Austere and lonely offices

Attended mass at Saint Denis in Havertown, Pennsylvania this morning. In Philadelphia now, and interested in seeing whether the Philadelphia Eagles season continues tonight against the New Orleans Saints. Sharing a scene from Market Street in Old City, and pairing it with Robert Hayden’s “Those Winter Sundays:”

Sundays too my father got up early
and put his clothes on in the blueblack cold,
then with cracked hands that ached
from labor in the weekday weather made
banked fires blaze. No one ever thanked him.

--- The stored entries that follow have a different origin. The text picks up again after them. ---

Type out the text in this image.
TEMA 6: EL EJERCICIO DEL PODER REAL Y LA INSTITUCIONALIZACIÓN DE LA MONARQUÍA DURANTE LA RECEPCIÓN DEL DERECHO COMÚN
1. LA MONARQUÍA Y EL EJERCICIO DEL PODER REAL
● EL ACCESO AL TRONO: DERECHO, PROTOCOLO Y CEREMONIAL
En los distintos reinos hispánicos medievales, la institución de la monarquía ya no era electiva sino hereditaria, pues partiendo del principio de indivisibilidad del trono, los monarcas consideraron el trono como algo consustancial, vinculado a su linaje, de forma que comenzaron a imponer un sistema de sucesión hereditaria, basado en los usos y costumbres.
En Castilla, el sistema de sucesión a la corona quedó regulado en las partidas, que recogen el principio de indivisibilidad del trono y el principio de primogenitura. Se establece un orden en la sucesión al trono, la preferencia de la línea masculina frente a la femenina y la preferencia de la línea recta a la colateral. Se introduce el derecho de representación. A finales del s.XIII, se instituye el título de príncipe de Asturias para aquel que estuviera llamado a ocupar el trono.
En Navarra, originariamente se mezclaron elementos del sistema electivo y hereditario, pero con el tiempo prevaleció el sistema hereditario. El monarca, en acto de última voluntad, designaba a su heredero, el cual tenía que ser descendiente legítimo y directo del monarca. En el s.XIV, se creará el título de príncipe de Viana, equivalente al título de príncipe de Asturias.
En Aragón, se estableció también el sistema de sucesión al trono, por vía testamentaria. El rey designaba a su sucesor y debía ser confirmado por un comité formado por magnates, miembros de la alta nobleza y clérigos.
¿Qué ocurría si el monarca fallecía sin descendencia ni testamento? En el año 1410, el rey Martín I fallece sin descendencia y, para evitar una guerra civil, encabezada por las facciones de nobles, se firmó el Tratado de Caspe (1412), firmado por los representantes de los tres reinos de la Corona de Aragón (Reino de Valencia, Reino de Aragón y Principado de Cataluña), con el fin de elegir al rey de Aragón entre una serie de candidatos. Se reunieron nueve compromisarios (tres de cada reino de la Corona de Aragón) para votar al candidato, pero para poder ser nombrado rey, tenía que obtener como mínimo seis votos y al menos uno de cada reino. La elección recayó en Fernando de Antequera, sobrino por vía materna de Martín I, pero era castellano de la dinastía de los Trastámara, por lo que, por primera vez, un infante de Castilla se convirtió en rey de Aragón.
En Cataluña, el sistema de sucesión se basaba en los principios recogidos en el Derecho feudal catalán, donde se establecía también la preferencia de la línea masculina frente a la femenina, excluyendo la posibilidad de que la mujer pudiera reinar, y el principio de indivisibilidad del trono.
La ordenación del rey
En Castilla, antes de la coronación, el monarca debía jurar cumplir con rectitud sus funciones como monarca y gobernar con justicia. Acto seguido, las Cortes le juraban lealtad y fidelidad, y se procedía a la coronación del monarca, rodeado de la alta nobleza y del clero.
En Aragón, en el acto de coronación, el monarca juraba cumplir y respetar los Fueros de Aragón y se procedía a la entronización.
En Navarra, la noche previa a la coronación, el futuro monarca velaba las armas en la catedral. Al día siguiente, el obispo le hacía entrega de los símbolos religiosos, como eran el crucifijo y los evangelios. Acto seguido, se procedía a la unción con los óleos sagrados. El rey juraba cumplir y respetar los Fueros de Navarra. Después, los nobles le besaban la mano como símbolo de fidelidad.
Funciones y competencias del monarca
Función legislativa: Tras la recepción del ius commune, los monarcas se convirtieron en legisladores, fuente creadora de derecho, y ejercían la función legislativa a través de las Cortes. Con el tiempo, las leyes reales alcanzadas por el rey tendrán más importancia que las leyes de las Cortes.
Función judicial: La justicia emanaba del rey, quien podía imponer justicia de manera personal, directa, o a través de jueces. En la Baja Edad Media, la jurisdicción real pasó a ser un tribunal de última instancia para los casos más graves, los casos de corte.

I’d wake and hear the cold splintering, breaking.
When the rooms were warm, he’d call,
and slowly I would rise and dress,
fearing the chronic angers of that house,

Speaking indifferently to him,
who had driven out the cold
and polished my good shoes as well.
What did I know, what did I know
of love’s austere and lonely offices?

It was something like ten years ago (maybe more) in the mid-winter that I was visiting my great uncle Bruce Shakely in western Pennsylvania. I had driven from State College the night before and arrived late. Gradually, the following morning, I woke to what I realized was the sound of Bruce out back, chopping wood for the living room furnace. Bruce was something like 85 at the time, still fulfilling one of Hayden’s “austere and lonely offices” of daily life and love.